Personalising high-risk perioperative care with dynamic models of clinical trajectory
Major elective surgery carries a mortality of 3.6% in the UK [Pearse 2012] with non-fatal post-operative complications increasing length of stay and leading to long-term reductions quality of life as well as reducing long-term survival in affected patients.
This burden falls disproportionately on the elderly: consequent socioeconomic costs and ageing demographics make improving post-operative outcomes a significant public health consideration. Stratification of patients for post-operative intensive care has received much attention, but many perioperative complications occur later.
Whilst early warning scores help to identify patients who are deteriorating in the resource-limited ward setting, there is a need for a system that can identify patients at risk of complications so that clinical contact and investigations can be prioritised prospectively.
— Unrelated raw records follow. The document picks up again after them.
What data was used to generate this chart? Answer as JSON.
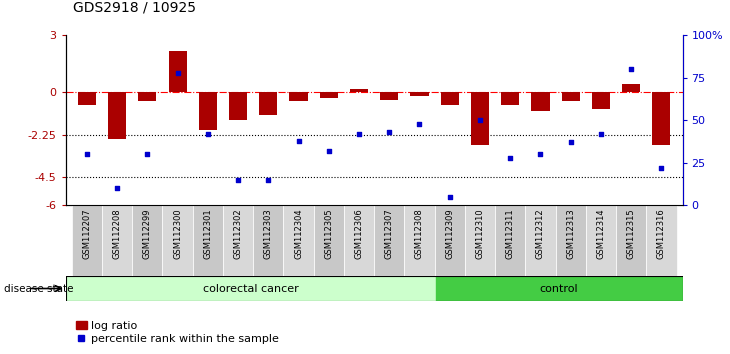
{
  "title": "GDS2918 / 10925",
  "samples": [
    "GSM112207",
    "GSM112208",
    "GSM112299",
    "GSM112300",
    "GSM112301",
    "GSM112302",
    "GSM112303",
    "GSM112304",
    "GSM112305",
    "GSM112306",
    "GSM112307",
    "GSM112308",
    "GSM112309",
    "GSM112310",
    "GSM112311",
    "GSM112312",
    "GSM112313",
    "GSM112314",
    "GSM112315",
    "GSM112316"
  ],
  "log_ratio": [
    -0.7,
    -2.5,
    -0.5,
    2.2,
    -2.0,
    -1.5,
    -1.2,
    -0.5,
    -0.3,
    0.15,
    -0.4,
    -0.2,
    -0.7,
    -2.8,
    -0.7,
    -1.0,
    -0.5,
    -0.9,
    0.4,
    -2.8
  ],
  "percentile_rank": [
    30,
    10,
    30,
    78,
    42,
    15,
    15,
    38,
    32,
    42,
    43,
    48,
    5,
    50,
    28,
    30,
    37,
    42,
    80,
    22
  ],
  "colorectal_count": 12,
  "control_count": 8,
  "ylim_left": [
    -6,
    3
  ],
  "ylim_right": [
    0,
    100
  ],
  "yticks_left": [
    3,
    0,
    -2.25,
    -4.5,
    -6
  ],
  "yticks_right": [
    100,
    75,
    50,
    25,
    0
  ],
  "bar_color": "#AA0000",
  "dot_color": "#0000CC",
  "cancer_color": "#CCFFCC",
  "control_color": "#44CC44",
  "cancer_label": "colorectal cancer",
  "control_label": "control",
  "disease_state_label": "disease state",
  "legend_bar": "log ratio",
  "legend_dot": "percentile rank within the sample",
  "title_fontsize": 10,
  "tick_fontsize": 8
}
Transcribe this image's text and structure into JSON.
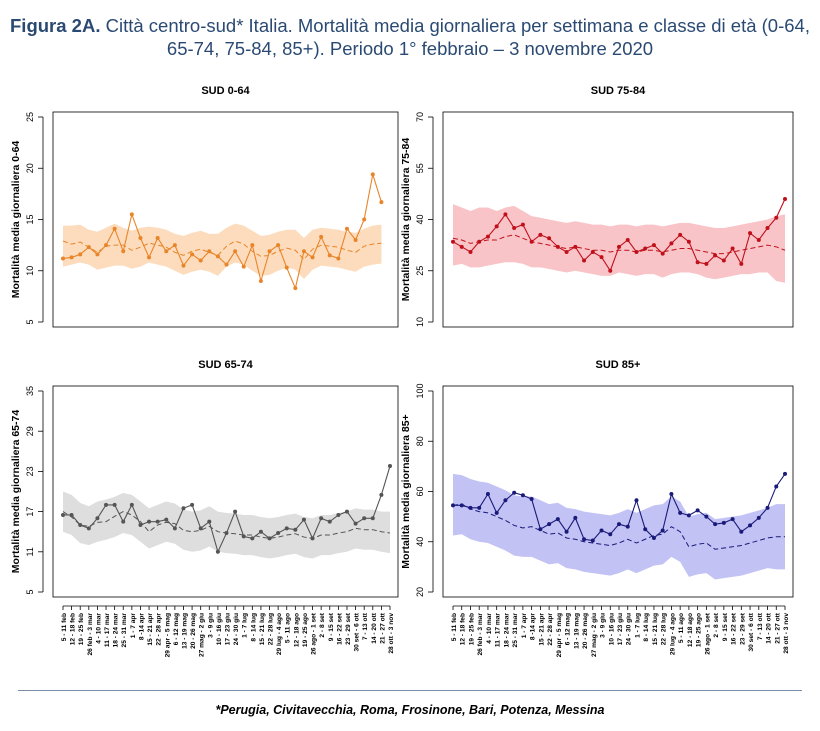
{
  "header": {
    "figure_label": "Figura 2A.",
    "title": "Città centro-sud* Italia. Mortalità media giornaliera per settimana e classe di età (0-64, 65-74, 75-84, 85+). Periodo 1° febbraio – 3 novembre 2020"
  },
  "footnote": "*Perugia, Civitavecchia, Roma, Frosinone, Bari, Potenza, Messina",
  "chart_data": [
    {
      "type": "line",
      "title": "SUD 0-64",
      "ylabel": "Mortalità media giornaliera 0-64",
      "ylim": [
        5,
        25
      ],
      "yticks": [
        5,
        10,
        15,
        20,
        25
      ],
      "color": "#f28e2b",
      "band_color": "#fcdcbc",
      "line_color": "#e8852a",
      "x": [
        "5 - 11 feb",
        "12 - 18 feb",
        "19 - 25 feb",
        "26 feb - 3 mar",
        "4 - 10 mar",
        "11 - 17 mar",
        "18 - 24 mar",
        "25 - 31 mar",
        "1 - 7 apr",
        "8 -14 apr",
        "15 - 21 apr",
        "22 - 28 apr",
        "29 apr - 5 mag",
        "6 - 12 mag",
        "13 - 19 mag",
        "20 - 26 mag",
        "27 mag - 2 giu",
        "3 - 9 giu",
        "10 - 16 giu",
        "17 - 23 giu",
        "24 - 30 giu",
        "1 - 7 lug",
        "8 - 14 lug",
        "15 - 21 lug",
        "22 - 28 lug",
        "29 lug - 4 ago",
        "5 - 11 ago",
        "12 - 18 ago",
        "19 - 25 ago",
        "26 ago - 1 set",
        "2 - 8 set",
        "9 - 15 set",
        "16 - 22 set",
        "23 - 29 set",
        "30 set - 6 ott",
        "7 - 13 ott",
        "14 - 20 ott",
        "21 - 27 ott",
        "28 ott - 3 nov"
      ],
      "series": [
        {
          "role": "observed",
          "values": [
            11.2,
            11.3,
            11.6,
            12.3,
            11.6,
            12.5,
            14.1,
            11.9,
            15.5,
            13.2,
            11.3,
            13.2,
            11.9,
            12.5,
            10.5,
            11.6,
            11.0,
            11.9,
            11.4,
            10.6,
            11.9,
            10.4,
            12.5,
            9.0,
            11.9,
            12.5,
            10.3,
            8.3,
            11.9,
            11.3,
            13.3,
            11.5,
            11.2,
            14.1,
            13.0,
            15.0,
            19.4,
            16.7,
            null
          ]
        },
        {
          "role": "expected",
          "values": [
            12.9,
            12.6,
            12.8,
            12.3,
            11.8,
            12.4,
            12.5,
            12.5,
            12.0,
            12.3,
            12.7,
            12.5,
            12.3,
            11.8,
            11.5,
            11.9,
            12.1,
            11.8,
            11.5,
            12.4,
            12.9,
            12.6,
            11.9,
            11.4,
            11.5,
            11.9,
            12.2,
            12.0,
            11.1,
            12.1,
            12.5,
            12.4,
            12.3,
            12.0,
            11.8,
            12.4,
            12.6,
            12.7,
            null
          ]
        },
        {
          "role": "upper",
          "values": [
            14.4,
            14.4,
            14.5,
            14.0,
            13.8,
            14.2,
            14.6,
            14.2,
            13.9,
            14.2,
            14.3,
            14.2,
            14.0,
            13.6,
            13.4,
            13.7,
            13.9,
            13.6,
            13.6,
            14.2,
            14.6,
            14.4,
            13.9,
            13.4,
            13.5,
            13.8,
            14.0,
            14.0,
            13.2,
            14.0,
            14.2,
            14.1,
            14.0,
            13.8,
            13.7,
            14.1,
            14.4,
            14.5,
            null
          ]
        },
        {
          "role": "lower",
          "values": [
            10.4,
            10.6,
            10.8,
            10.6,
            10.1,
            10.3,
            10.5,
            10.5,
            10.2,
            10.4,
            10.8,
            10.6,
            10.4,
            10.0,
            9.6,
            9.9,
            10.1,
            9.9,
            9.5,
            10.4,
            10.8,
            10.6,
            10.0,
            9.5,
            9.6,
            10.0,
            10.3,
            10.1,
            9.2,
            10.1,
            10.5,
            10.4,
            10.3,
            10.1,
            9.9,
            10.4,
            10.6,
            10.7,
            null
          ]
        }
      ]
    },
    {
      "type": "line",
      "title": "SUD 75-84",
      "ylabel": "Mortalità media giornaliera 75-84",
      "ylim": [
        10,
        70
      ],
      "yticks": [
        10,
        25,
        40,
        55,
        70
      ],
      "color": "#c0101c",
      "band_color": "#f9c4c7",
      "line_color": "#c0101c",
      "series": [
        {
          "role": "observed",
          "values": [
            33.5,
            32.0,
            30.5,
            33.5,
            35.0,
            38.0,
            41.5,
            37.5,
            38.5,
            33.5,
            35.5,
            34.5,
            32.0,
            30.5,
            32.0,
            28.0,
            30.5,
            29.0,
            25.0,
            32.0,
            34.0,
            30.5,
            31.5,
            32.5,
            30.0,
            33.0,
            35.5,
            33.5,
            27.5,
            27.0,
            29.5,
            28.0,
            31.5,
            27.0,
            36.0,
            34.0,
            37.5,
            40.5,
            46.0
          ]
        },
        {
          "role": "expected",
          "values": [
            34.5,
            34.0,
            33.0,
            33.5,
            34.0,
            34.0,
            35.0,
            35.5,
            34.5,
            33.5,
            33.0,
            32.5,
            32.0,
            31.5,
            32.0,
            31.5,
            31.0,
            31.0,
            30.5,
            31.0,
            31.0,
            30.5,
            31.0,
            31.0,
            30.5,
            31.0,
            31.5,
            31.5,
            31.0,
            30.5,
            30.0,
            30.0,
            30.5,
            31.0,
            31.5,
            32.0,
            32.5,
            32.0,
            31.0
          ]
        },
        {
          "role": "upper",
          "values": [
            44.5,
            43.5,
            42.5,
            43.5,
            43.5,
            42.5,
            43.5,
            44.0,
            42.5,
            41.0,
            40.5,
            40.0,
            39.5,
            39.0,
            39.5,
            39.0,
            38.5,
            38.5,
            38.0,
            38.5,
            38.5,
            38.0,
            38.5,
            38.5,
            38.0,
            38.5,
            39.0,
            39.0,
            38.5,
            38.0,
            37.5,
            37.5,
            38.0,
            38.5,
            39.0,
            39.5,
            40.0,
            41.0,
            41.5
          ]
        },
        {
          "role": "lower",
          "values": [
            26.5,
            27.0,
            26.0,
            26.0,
            26.5,
            27.0,
            27.5,
            27.5,
            27.0,
            26.0,
            26.0,
            25.5,
            25.0,
            24.5,
            25.0,
            24.5,
            24.0,
            23.5,
            23.5,
            24.5,
            24.0,
            23.5,
            24.0,
            24.0,
            23.0,
            24.0,
            24.5,
            24.5,
            24.0,
            23.0,
            22.5,
            23.0,
            23.5,
            24.0,
            24.0,
            24.5,
            24.5,
            22.0,
            21.5
          ]
        }
      ]
    },
    {
      "type": "line",
      "title": "SUD 65-74",
      "ylabel": "Mortalità media giornaliera 65-74",
      "ylim": [
        5,
        35
      ],
      "yticks": [
        5,
        11,
        17,
        23,
        29,
        35
      ],
      "color": "#555555",
      "band_color": "#dedede",
      "line_color": "#555555",
      "series": [
        {
          "role": "observed",
          "values": [
            16.5,
            16.5,
            15.0,
            14.5,
            16.0,
            18.0,
            18.0,
            15.5,
            18.0,
            15.0,
            15.5,
            15.5,
            15.8,
            14.5,
            17.5,
            18.0,
            14.5,
            15.5,
            11.0,
            13.8,
            17.0,
            13.3,
            13.0,
            14.0,
            13.0,
            13.8,
            14.5,
            14.3,
            15.8,
            13.0,
            16.0,
            15.5,
            16.5,
            17.0,
            15.2,
            16.0,
            16.0,
            19.5,
            23.8
          ]
        },
        {
          "role": "expected",
          "values": [
            17.0,
            16.2,
            15.0,
            14.8,
            15.4,
            15.5,
            16.3,
            17.0,
            16.5,
            15.5,
            14.0,
            15.0,
            15.4,
            15.2,
            14.2,
            14.0,
            14.2,
            14.8,
            14.0,
            13.8,
            13.7,
            13.5,
            13.5,
            13.2,
            13.0,
            13.2,
            13.5,
            13.7,
            13.2,
            13.0,
            13.5,
            13.5,
            13.8,
            14.0,
            14.5,
            14.3,
            14.3,
            14.0,
            13.8
          ]
        },
        {
          "role": "upper",
          "values": [
            20.0,
            19.5,
            18.3,
            17.8,
            18.5,
            18.8,
            19.2,
            19.8,
            19.5,
            18.5,
            17.5,
            18.0,
            18.5,
            18.2,
            17.3,
            17.0,
            17.2,
            17.8,
            17.0,
            16.8,
            16.7,
            16.5,
            16.5,
            16.2,
            16.0,
            16.2,
            16.5,
            16.7,
            16.2,
            16.0,
            16.5,
            16.5,
            16.8,
            17.0,
            17.5,
            17.3,
            17.3,
            17.0,
            17.0
          ]
        },
        {
          "role": "lower",
          "values": [
            14.0,
            13.5,
            12.3,
            12.0,
            12.5,
            12.8,
            13.2,
            13.8,
            13.5,
            12.5,
            11.5,
            12.0,
            12.5,
            12.2,
            11.3,
            11.0,
            11.2,
            11.8,
            11.0,
            10.8,
            10.7,
            10.5,
            10.5,
            10.2,
            10.0,
            10.2,
            10.5,
            10.7,
            10.2,
            10.0,
            10.5,
            10.5,
            10.8,
            11.0,
            11.5,
            11.3,
            11.3,
            11.0,
            10.8
          ]
        }
      ]
    },
    {
      "type": "line",
      "title": "SUD 85+",
      "ylabel": "Mortalità media giornaliera 85+",
      "ylim": [
        20,
        100
      ],
      "yticks": [
        20,
        40,
        60,
        80,
        100
      ],
      "color": "#1a1a7a",
      "band_color": "#c2c2f5",
      "line_color": "#1a1a7a",
      "series": [
        {
          "role": "observed",
          "values": [
            54.5,
            54.5,
            53.5,
            53.5,
            59.0,
            51.5,
            56.5,
            59.5,
            58.5,
            57.0,
            45.0,
            47.0,
            49.0,
            44.0,
            49.5,
            41.0,
            40.5,
            44.5,
            43.0,
            47.0,
            46.0,
            56.5,
            45.0,
            41.5,
            44.5,
            59.0,
            51.5,
            50.5,
            52.5,
            50.0,
            47.0,
            47.5,
            49.0,
            44.0,
            46.5,
            49.5,
            53.5,
            62.0,
            67.0
          ]
        },
        {
          "role": "expected",
          "values": [
            54.5,
            55.0,
            53.0,
            52.0,
            51.5,
            50.0,
            48.5,
            46.5,
            45.5,
            46.0,
            44.5,
            43.0,
            43.5,
            41.5,
            41.0,
            40.0,
            39.5,
            39.0,
            38.5,
            39.5,
            41.0,
            39.5,
            41.0,
            42.5,
            43.0,
            46.0,
            44.0,
            38.0,
            39.0,
            39.5,
            37.0,
            37.5,
            38.0,
            38.5,
            39.5,
            40.5,
            41.5,
            42.0,
            42.0
          ]
        },
        {
          "role": "upper",
          "values": [
            67.0,
            66.5,
            65.0,
            64.0,
            63.5,
            62.0,
            60.5,
            58.5,
            58.0,
            58.0,
            56.5,
            55.0,
            55.5,
            53.5,
            53.0,
            52.0,
            51.5,
            51.0,
            50.5,
            51.5,
            53.0,
            51.5,
            53.0,
            54.5,
            55.0,
            58.0,
            56.0,
            50.0,
            51.0,
            51.5,
            49.0,
            49.5,
            50.0,
            50.5,
            51.5,
            52.5,
            53.5,
            55.0,
            55.0
          ]
        },
        {
          "role": "lower",
          "values": [
            42.5,
            43.0,
            41.0,
            40.0,
            39.5,
            38.0,
            36.5,
            34.5,
            34.0,
            34.0,
            32.5,
            31.0,
            31.5,
            29.5,
            29.0,
            28.0,
            27.5,
            27.0,
            26.5,
            27.5,
            29.0,
            27.5,
            29.0,
            30.5,
            31.0,
            34.0,
            32.0,
            26.0,
            27.0,
            27.5,
            25.0,
            25.5,
            26.0,
            26.5,
            27.5,
            28.5,
            29.5,
            29.0,
            29.0
          ]
        }
      ]
    }
  ]
}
My project will use deidentified perioperative episodes (CUH has >20,000 historical high-risk patient episodes) to build dynamic prediction models for perioperative complications by day.
In this project, I will establish models to better describe and predict from typical patient profiles classes and attempt to better understand the impact of complications on length of stay. These will be used to create better dynamic risk predictions to guide resource allocation and inform shared decision making.
What will help to make digital transformation a reality in the NHS?
The key to digital transformation is implementation. The key to implementation is broad buy-in. The key to buy-in is education and understanding.